Mordechai Vanunu - Barred from speaking to foreigners
Mordechai Vanunu - Barred from speaking to foreigners

Israeli nuclear whistleblower Mordechai Vanunu has been freed from jail after serving 11 weeks for breaking the terms of his release and meeting a foreigner.

'Mordecai Vanunu was freed from prison on Sunday morning,' a spokesman for the prisons authority said.

Vanunu began serving a three-month sentence at a prison in Ramle near Tel Aviv on 23 May.

A court had ordered him in December to do three months community service or serve three months in prison for violating the terms of his release from jail back in 2004.

The former nuclear technician was arrested in December at a Jerusalem hotel while talking to a Norwegian woman.

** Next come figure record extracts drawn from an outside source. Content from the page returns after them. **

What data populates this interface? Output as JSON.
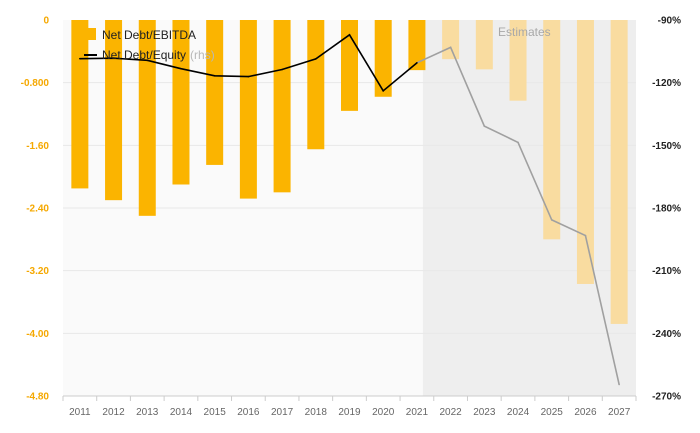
{
  "chart_data": {
    "type": "bar+line",
    "categories": [
      "2011",
      "2012",
      "2013",
      "2014",
      "2015",
      "2016",
      "2017",
      "2018",
      "2019",
      "2020",
      "2021",
      "2022",
      "2023",
      "2024",
      "2025",
      "2026",
      "2027"
    ],
    "estimates_from": "2022",
    "estimates_label": "Estimates",
    "series": [
      {
        "name": "Net Debt/EBITDA",
        "type": "bar",
        "axis": "left",
        "values": [
          -2.15,
          -2.3,
          -2.5,
          -2.1,
          -1.85,
          -2.28,
          -2.2,
          -1.65,
          -1.16,
          -0.98,
          -0.64,
          -0.5,
          -0.63,
          -1.03,
          -2.8,
          -3.37,
          -3.88
        ]
      },
      {
        "name": "Net Debt/Equity",
        "name_note": "(rhs)",
        "type": "line",
        "axis": "right",
        "values": [
          -108.5,
          -108.3,
          -109.3,
          -113.3,
          -116.7,
          -117.1,
          -113.7,
          -108.6,
          -97.1,
          -123.9,
          -110.5,
          -103.1,
          -140.8,
          -148.6,
          -185.7,
          -193.2,
          -264.5
        ]
      }
    ],
    "y_left": {
      "min": -4.8,
      "max": 0,
      "ticks": [
        "0",
        "-0.800",
        "-1.60",
        "-2.40",
        "-3.20",
        "-4.00",
        "-4.80"
      ],
      "tick_values": [
        0,
        -0.8,
        -1.6,
        -2.4,
        -3.2,
        -4.0,
        -4.8
      ]
    },
    "y_right": {
      "min": -270,
      "max": -90,
      "ticks": [
        "-90%",
        "-120%",
        "-150%",
        "-180%",
        "-210%",
        "-240%",
        "-270%"
      ],
      "tick_values": [
        -90,
        -120,
        -150,
        -180,
        -210,
        -240,
        -270
      ]
    },
    "grid": true,
    "legend_position": "top-left",
    "colors": {
      "bar": "#fbb400",
      "bar_estimate": "#f9dca0",
      "line": "#000000",
      "line_estimate": "#a0a0a0",
      "estimate_bg": "#eeeeee",
      "left_tick": "#f5a800",
      "grid": "#e8e8e8"
    }
  }
}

This was a violation of the terms laid down when he was freed after serving 18 years for disclosing the inner workings of Israel's Dimona nuclear plant to Britain's Sunday Times newspaper.

The 55-year-old had opted for community service but asked the Supreme Court if he could perform it in Arab east Jerusalem for fear he would be harassed by Israelis on the mainly Jewish western side of the city.

The court rejected his request and ordered him to serve three months behind bars.

Vanunu was originally jailed in 1986 and spent more than ten of his 18 years in prison in solitary confinement.

Since then, he has been detained several times for violating the terms of his release that ban him from travel or contact with foreigners.